流はもう一度ヒカリのことを疑ってみることにした。
「なあ、もう一度聞くけどさ」
「なに?」
「お前…その…マジで…いわゆる生物学的に言うと本当にオトコなのか」
「うん」
「本当にオトコなんだな?」
「嘘じゃないよ、だってこんな嘘をついてもしょうがないし」
「ごめん…正直とってもそうは思えないんだけど…」
「それはよく言われるけど…でも本当だよ」
「な、なんていうかその…じゃあさ、例えばそのお前の胸のふくらみはどうなってんだよ」
「テニスボールを二個、ブラジャーで包んでいるの」
「…試しに触らせろって言ったら?」
するとヒカリは顔を真っ赤にして胸を両手で覆い、体をよじらせて、
「いや~ん!さっきも言ったでしょ!私は体はたしかにオトコかもしれないけど、心は女の子なのよ!だから触るとかは、その…もっと流君と深い関係にならないと…」
「ふ、深い関係ってなんだよ!わ、わかった。っつーことは股間はいうまでもなくNGだろ?」
次の瞬間、胸を覆い隠していたヒカリの両腕が思いっきり流の体を押し、流はその力に思わずよろめいてしまった。
「あ、当たり前でしょう!エッチ!」
こいつ結構力あるんじゃないか、やはりオトコなのか?流はある意味納得しそうになった。

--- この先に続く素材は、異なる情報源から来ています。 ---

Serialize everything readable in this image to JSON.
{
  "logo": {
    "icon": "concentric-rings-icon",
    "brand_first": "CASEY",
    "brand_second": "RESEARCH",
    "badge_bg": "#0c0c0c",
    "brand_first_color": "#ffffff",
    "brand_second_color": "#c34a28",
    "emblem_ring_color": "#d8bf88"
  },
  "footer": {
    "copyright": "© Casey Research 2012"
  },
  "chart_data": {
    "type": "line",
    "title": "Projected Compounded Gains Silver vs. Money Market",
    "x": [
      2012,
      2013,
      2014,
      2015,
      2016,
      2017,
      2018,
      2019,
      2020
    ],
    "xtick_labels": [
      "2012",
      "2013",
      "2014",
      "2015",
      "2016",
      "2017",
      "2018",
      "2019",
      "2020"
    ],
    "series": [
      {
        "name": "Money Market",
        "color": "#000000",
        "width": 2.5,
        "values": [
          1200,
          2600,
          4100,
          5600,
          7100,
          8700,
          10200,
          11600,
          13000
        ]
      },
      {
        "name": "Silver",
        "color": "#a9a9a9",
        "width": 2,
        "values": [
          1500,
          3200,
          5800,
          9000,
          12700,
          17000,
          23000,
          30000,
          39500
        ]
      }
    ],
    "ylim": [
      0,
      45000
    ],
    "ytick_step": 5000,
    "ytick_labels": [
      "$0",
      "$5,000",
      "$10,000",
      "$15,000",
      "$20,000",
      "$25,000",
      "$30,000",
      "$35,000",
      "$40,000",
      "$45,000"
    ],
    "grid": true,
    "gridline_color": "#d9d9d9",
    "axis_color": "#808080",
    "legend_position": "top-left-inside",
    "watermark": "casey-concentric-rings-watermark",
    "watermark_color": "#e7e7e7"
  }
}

「じゃあ、これだけ約束してくれ。オネエと見せかけておいて、実は本物の女でしたってオチは無しだぜ」
「も~う、じゃあこれ見せてあげる」
そう言い、ヒカリは学生鞄の中から猫のキャラクターの財布を取り出し、そこから一枚のカードを見せた。
内科の病院の診察券だった。
『川村ヒカリ 性別:男』
流はそれを見てようやくヒカリが本物の男だと納得した。
「わかったでしょ?だから、私の胸を触るのは、流君と私がもうちょっとお互いのことを知って仲良くなってからね!」
そう言い頬を赤く染めるヒカリに流は焦ったような表情で、
「おい!悪いが俺はオトコの胸を触って喜ぶ趣味はねえ!」
流が拒否反応を見せると、ヒカリはいたずらっぽい笑みでクスクスと笑った。
ヒカリは第一印象で感じた暗さとは違い、根は思ったよりも人懐っこいようだった。
「照れちゃってえ、正直になっていいのよ。私たち今日から仲間でしょ?」
「世間から仲間はずれにされているって意味ではな!」
するとヒカリは急に上目遣いになり、
「私、もっと流君のこと知りたい…」
「その潤んだ瞳をなんとかしろ!」
こうして下着ドロボーの息子、流と、オネエのいじめられっ子、ヒカリは仲間となったのであった。